В тени богов. Императоры в мировой истории
Шрифт:
Китайский император был в некоторой степени царем-жрецом, который теоретически обитал в мире, недосягаемом для сановников и элиты. Османский султан в величайший период истории империи управлял двором и правительством, где служили одни мужчины, которые были его рабами. Помазанный на царство европейский монарх XVI века был не просто первым среди равных в аристократической элите, но и оставался очевидно гораздо ближе к ней, чем правители многих других императорских монархий. Например, в Кастилии в XVI веке король называл “кузенами” глав 35 благородных семейств грандов, и им было позволено не снимать шляпу в присутствии монарха. В каждом королевстве между королем и аристократами существовала серая зона, в которую попадали младшие и побочные ветви королевского рода, а также благородные семьи, в прошлом заключавшие браки с представителями правящей династии. Самой маленькой эта зона была в Англии, но гораздо больше – во Франции, что отчасти объяснялось наличием множества семей иностранных принцев (например, Лотарингского дома), земли которых со временем вошли в состав Франции. В Германии все было еще сложнее. Теоретически лишь император считался венценосным и полновластным. Далее в иерархии стояли несколько курфюрстов, но
Монархия и аристократия работали по тому же принципу. У власти стояли семьи, или династии. В связи с этим они были одержимы генеалогией и гордились древностью и славой своих родов. Из кастильских аристократов выше всех при дворе Карла V и Филиппа II стоял герцог Альба, который обрел и добрую, и дурную славу как главный габсбургский полководец. Альба был известен своей твердой приверженностью делу Габсбургов. Тем не менее его биограф отмечает, что “превыше своей верности короне Альба ставил еще более глубокую верность своей семье и роду”. Как можно ожидать от императоров Священной Римской империи, Габсбурги больше всех гордились древностью и великой историей собственного рода. Карл V был не только внуком императора Максимилиана I, но и потомком Карла Великого и Готфрида Бульонского, который в 1099 году был коронован как защитник Гроба Господня в Иерусалиме. Специалисты по генеалогии на службе у Габсбургов переплетали их семейную историю и легенды с давно устоявшимися мифами о происхождении многих королевств, которыми они правили9.
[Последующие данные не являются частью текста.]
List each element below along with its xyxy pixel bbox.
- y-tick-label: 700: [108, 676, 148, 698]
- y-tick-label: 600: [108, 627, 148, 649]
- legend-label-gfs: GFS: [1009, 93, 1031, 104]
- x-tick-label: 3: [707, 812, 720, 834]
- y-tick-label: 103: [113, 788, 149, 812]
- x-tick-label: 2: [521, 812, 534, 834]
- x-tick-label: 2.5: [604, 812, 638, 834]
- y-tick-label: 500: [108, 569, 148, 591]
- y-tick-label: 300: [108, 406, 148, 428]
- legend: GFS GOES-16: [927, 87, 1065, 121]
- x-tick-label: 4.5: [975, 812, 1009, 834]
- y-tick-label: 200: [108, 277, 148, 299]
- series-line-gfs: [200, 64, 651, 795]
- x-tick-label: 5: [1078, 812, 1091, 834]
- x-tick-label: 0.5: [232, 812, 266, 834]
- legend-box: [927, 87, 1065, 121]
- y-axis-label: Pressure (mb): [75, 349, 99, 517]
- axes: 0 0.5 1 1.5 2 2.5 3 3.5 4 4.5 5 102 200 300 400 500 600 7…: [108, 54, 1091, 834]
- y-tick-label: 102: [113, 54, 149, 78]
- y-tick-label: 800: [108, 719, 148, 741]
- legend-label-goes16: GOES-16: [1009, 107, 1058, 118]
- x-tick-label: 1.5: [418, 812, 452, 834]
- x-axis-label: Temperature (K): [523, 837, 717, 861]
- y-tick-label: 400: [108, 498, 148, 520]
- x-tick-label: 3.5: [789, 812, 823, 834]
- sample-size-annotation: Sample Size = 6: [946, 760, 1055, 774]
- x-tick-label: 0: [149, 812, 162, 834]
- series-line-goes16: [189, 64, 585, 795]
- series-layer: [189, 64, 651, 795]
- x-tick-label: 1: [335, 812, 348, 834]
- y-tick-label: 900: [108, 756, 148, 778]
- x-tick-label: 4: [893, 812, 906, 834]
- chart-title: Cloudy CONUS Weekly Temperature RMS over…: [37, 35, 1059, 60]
Империя Карла Великого и пришедшая ей на смену Священная Римская империя всегда считались прямыми наследницами Древнего Рима. В связи с этим они впитали в себя древнеримские мифы о происхождении государства, в которых основателями города назывались Эней и троянцы. Рыцарский орден Золотого руна – ключевой элемент в сплочении Бургундской династии и аристократии – славил героическое троянское происхождение династии и считал аргонавтов ранними примерами благородного рыцарства и верности. После крещения Константина ученые мужи на протяжении столетий связывали воедино римскую и ветхозаветную историю. Дед Карла V, император Максимилиан I, вынудил теологический факультет Венского университета признать его притязания на родство с Ноем. Ветхий завет давал католицизму миф о сотворении мира, история европейской литературы начинается с поэмы Гомера о разрушении Трои – габсбургская мифология и генеалогия связывали династию и с тем, и с другим. Сегодня такая одержимость генеалогией кажется смешной, но в Европе до наступления Нового времени генеалогия и правда имела огромное значение. Сложно сказать, в какой степени она владела воображением масс, но совершенно очевидно, что на монархов и аристократов она производила огромное впечатление. На смертном одре люди гораздо чаще, чем в своей короткой жизни, размышляют о своем месте в мире. Умирающего Максимилиана I, конечно, утешали христианские священники, которые сулили вечную жизнь монарху, жившему и правившему в единстве с Христом. Но император позвал к себе и старшего знатока генеалогии, чтобы тот зачитал все имена с его родословного древа10.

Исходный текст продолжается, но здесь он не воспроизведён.